At least 1 Windows VM should be available for scheduling at all times (the template limit is 3)

Actual result:

Have to manually "un-suspend" the Windows VM several times a day. This is a problem because there is no notification the agent is suspended, and most of the team is several time zones away.

timja commented 2 years ago

could you provide your configuration (redact whatever you need to)? Ideally as a configuration-as-code plugin export.

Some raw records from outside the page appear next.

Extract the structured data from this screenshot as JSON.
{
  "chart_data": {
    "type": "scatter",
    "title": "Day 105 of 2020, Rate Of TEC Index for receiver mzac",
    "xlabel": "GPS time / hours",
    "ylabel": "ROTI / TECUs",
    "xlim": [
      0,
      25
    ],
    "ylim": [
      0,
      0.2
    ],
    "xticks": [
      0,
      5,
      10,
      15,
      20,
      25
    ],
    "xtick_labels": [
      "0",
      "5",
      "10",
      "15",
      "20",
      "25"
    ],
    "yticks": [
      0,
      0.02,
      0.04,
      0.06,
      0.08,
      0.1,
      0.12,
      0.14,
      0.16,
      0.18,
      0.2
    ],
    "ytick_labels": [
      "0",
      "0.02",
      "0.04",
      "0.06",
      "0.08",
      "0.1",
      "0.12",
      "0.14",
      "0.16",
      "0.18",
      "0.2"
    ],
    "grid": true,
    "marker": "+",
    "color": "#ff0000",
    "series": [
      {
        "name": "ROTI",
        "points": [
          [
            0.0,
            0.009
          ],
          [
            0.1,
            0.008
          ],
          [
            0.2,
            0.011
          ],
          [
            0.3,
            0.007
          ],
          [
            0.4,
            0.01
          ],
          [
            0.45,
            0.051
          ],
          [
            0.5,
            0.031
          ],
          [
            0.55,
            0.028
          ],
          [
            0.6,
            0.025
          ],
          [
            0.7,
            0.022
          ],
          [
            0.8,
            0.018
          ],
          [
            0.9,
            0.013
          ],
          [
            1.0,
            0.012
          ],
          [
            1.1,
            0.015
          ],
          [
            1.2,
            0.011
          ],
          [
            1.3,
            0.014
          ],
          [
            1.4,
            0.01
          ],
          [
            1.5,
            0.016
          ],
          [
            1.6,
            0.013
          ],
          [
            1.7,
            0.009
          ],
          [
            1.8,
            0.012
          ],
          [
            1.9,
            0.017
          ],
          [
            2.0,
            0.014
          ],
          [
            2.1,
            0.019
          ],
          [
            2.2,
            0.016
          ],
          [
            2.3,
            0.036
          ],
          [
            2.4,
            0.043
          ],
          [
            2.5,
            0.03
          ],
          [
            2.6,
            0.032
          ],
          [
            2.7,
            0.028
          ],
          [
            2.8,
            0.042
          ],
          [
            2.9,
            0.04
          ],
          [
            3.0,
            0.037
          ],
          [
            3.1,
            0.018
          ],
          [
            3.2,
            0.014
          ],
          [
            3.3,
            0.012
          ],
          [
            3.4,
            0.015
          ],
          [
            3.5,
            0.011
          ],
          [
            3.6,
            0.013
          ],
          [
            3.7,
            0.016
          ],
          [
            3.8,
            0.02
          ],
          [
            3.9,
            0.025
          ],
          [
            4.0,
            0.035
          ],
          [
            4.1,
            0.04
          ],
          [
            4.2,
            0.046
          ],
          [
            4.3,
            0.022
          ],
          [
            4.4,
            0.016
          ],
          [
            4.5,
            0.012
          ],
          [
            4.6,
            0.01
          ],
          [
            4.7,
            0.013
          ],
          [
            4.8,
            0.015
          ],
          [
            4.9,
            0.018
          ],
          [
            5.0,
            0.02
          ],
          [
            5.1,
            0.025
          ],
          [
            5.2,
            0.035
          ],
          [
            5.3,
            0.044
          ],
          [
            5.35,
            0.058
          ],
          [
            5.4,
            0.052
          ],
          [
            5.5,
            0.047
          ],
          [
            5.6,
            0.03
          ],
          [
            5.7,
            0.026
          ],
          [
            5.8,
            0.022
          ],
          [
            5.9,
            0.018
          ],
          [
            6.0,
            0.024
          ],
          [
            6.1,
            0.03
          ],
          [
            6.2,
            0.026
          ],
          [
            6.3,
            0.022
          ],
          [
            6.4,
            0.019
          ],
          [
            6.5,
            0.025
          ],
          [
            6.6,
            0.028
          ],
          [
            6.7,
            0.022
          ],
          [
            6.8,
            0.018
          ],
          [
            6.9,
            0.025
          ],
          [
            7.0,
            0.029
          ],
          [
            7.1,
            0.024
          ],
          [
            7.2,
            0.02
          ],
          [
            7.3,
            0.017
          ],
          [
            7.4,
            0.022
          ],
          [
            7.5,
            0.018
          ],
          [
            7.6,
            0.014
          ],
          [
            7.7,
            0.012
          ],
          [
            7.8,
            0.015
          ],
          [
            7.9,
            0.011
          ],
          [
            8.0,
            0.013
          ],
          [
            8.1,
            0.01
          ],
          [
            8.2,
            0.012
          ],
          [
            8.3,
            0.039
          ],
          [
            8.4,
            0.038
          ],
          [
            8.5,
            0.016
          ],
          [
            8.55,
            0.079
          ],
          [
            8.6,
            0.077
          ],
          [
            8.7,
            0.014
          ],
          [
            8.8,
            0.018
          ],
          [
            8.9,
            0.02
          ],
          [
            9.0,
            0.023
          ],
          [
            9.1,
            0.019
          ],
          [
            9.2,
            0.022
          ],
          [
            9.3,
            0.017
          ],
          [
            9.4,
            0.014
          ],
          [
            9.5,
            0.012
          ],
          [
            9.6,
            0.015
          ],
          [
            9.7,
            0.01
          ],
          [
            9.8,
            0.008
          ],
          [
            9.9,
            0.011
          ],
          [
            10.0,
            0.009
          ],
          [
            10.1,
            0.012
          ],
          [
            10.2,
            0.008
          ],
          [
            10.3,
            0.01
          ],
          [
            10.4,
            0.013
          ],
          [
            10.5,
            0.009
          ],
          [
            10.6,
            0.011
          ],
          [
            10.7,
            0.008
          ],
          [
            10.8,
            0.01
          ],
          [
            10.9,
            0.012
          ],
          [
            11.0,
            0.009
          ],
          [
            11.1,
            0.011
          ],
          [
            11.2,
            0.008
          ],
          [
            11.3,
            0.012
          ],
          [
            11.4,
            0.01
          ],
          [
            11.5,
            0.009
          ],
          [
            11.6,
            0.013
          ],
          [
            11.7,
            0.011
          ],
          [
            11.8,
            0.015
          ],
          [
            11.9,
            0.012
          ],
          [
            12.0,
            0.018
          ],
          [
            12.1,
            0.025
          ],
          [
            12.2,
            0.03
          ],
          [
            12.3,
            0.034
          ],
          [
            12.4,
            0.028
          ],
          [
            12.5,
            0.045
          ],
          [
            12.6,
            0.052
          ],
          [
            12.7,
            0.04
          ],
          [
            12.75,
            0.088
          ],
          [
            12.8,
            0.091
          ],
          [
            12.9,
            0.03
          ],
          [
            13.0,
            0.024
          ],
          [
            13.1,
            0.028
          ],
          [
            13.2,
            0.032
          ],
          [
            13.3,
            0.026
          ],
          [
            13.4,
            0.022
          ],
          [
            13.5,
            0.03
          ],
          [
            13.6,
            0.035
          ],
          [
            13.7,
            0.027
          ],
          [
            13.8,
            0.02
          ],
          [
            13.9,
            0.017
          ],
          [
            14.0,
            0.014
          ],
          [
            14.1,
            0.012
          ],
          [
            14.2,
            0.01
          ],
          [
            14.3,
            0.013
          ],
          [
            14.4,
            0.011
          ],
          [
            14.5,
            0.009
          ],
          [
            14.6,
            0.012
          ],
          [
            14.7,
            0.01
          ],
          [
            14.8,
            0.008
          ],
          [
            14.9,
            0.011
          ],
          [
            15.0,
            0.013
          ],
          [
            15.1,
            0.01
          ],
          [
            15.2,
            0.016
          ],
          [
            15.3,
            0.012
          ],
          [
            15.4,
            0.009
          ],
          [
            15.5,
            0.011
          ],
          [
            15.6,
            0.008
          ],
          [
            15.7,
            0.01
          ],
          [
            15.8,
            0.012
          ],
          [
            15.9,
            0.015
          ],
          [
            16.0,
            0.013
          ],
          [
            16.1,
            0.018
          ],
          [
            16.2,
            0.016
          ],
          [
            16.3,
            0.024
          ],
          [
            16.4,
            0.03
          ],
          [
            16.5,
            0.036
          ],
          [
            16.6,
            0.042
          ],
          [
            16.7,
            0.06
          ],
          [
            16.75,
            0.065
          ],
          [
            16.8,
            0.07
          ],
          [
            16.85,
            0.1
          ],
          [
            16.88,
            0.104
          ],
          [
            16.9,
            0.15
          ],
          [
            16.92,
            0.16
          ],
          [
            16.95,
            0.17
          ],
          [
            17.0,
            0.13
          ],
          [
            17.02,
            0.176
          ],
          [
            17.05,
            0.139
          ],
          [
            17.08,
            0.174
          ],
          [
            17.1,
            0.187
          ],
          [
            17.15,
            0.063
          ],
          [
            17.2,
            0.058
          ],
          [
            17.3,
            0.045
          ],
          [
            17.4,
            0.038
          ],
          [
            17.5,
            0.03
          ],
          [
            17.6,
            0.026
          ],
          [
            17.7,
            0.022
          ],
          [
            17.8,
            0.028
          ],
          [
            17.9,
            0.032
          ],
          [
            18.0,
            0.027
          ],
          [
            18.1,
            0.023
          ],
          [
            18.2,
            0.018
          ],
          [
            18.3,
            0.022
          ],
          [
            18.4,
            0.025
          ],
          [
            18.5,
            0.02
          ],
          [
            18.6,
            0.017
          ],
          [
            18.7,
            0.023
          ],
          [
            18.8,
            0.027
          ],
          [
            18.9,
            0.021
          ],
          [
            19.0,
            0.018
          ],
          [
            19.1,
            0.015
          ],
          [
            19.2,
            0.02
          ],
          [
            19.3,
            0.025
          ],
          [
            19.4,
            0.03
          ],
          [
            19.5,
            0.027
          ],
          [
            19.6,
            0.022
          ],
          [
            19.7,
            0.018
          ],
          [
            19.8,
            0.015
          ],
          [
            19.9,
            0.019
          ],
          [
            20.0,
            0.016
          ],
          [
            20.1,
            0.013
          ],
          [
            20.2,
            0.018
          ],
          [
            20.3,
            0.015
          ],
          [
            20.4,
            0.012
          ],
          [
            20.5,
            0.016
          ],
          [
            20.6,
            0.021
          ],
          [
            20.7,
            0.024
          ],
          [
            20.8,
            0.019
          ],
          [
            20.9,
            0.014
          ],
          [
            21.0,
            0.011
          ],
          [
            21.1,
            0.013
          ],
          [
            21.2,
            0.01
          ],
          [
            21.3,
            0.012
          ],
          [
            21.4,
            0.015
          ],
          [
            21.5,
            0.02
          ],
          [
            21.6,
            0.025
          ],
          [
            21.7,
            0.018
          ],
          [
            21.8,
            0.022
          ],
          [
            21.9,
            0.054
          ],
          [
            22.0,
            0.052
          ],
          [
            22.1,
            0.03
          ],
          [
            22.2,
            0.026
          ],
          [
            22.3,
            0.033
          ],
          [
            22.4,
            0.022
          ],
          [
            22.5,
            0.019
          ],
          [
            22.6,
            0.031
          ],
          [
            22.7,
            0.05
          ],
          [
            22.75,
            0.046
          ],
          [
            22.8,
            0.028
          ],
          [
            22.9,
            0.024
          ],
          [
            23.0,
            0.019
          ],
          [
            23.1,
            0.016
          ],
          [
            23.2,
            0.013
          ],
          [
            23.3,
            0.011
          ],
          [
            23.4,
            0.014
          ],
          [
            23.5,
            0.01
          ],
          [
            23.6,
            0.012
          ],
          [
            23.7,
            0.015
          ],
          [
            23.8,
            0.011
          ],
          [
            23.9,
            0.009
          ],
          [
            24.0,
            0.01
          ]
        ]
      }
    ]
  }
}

tchrischan commented 2 years ago

No, I don't know why the bulitInImage for a Windows template is ubuntu 20.04 LTS (or why it's not correct for any of my templates). You can ignore the init script, we tried to extend the OS disk but I don't think that worked; the same VM behavior happened before that script was put in earlier this week.

[...]
jenkins:
[...]
  clouds:
  - azureVM:
      azureCredentialsId: ***redacted***
      cloudName: ***redacted***
      configurationStatus: "pass"
      deploymentTimeout: 1200
      existingResourceGroupName: ***redacted***
      maxVirtualMachinesLimit: 20
      resourceGroupReferenceType: "existing"
      vmTemplates:
[...]
      - agentLaunchMethod: "SSH"
        agentWorkspace: "c:\\jenkins"
        builtInImage: "Ubuntu 20.04 LTS"
        credentialsId: ***redacted***
        diskType: "managed"
        doNotUseMachineIfInitFails: false
        executeInitScriptAsRoot: false
        existingStorageAccountName: ***redacted***
        imageReference:
          galleryImageDefinition: ***redacted***
          galleryImageVersion: ***redacted***
          galleryName: ***redacted***
          galleryResourceGroup: ***redacted***
          gallerySubscriptionId: ***redacted***
        imageTopLevelType: "advanced"
        initScript: "Resize-Partition -DriveLetter C -Size ((Get-PartitionSupportedSize\
          \ -DriveLetter C).SizeMax)"
        javaPath: "java"
        labels: "windows"
        location: "East US"
        maximumDeploymentSize: 3
        newStorageAccountName: ***redacted***
        noOfParallelJobs: 1
        osDiskSize: 300
        osDiskStorageAccountType: "StandardSSD_LRS"
        osType: "Windows"
        retentionStrategy:
          azureVMCloudPool:
            poolSize: 1
            retentionInHours: 0
        shutdownOnIdle: true
        storageAccountNameReferenceType: "existing"
        storageAccountType: "Standard_LRS"
        subnetName: ***redacted***
        templateDesc: "Windows 2019 Datacenter pre-loaded for ***redacted*** builds"
        templateName: ***redacted***
        usageMode: EXCLUSIVE
        usePrivateIP: true
        virtualMachineSize: "Standard_D4ds_v5"
        virtualNetworkName: ***redacted***
        virtualNetworkResourceGroupName: ***redacted***
[...]
timja commented 2 years ago

If you’re managing it with jcasc you can remove built in image since https://github.com/jenkinsci/azure-vm-agents-plugin/releases/tag/795.vd5903dae1139

Doesn’t cause any harm though

timja commented 2 years ago

Why don’t you disable shutdownOnIdle?

tchrischan commented 2 years ago

Because deleting the VM on idle instead means the local vcpkg cache is rebuilt on every run, so they will each take a very long time. That's what we're trying to avoid.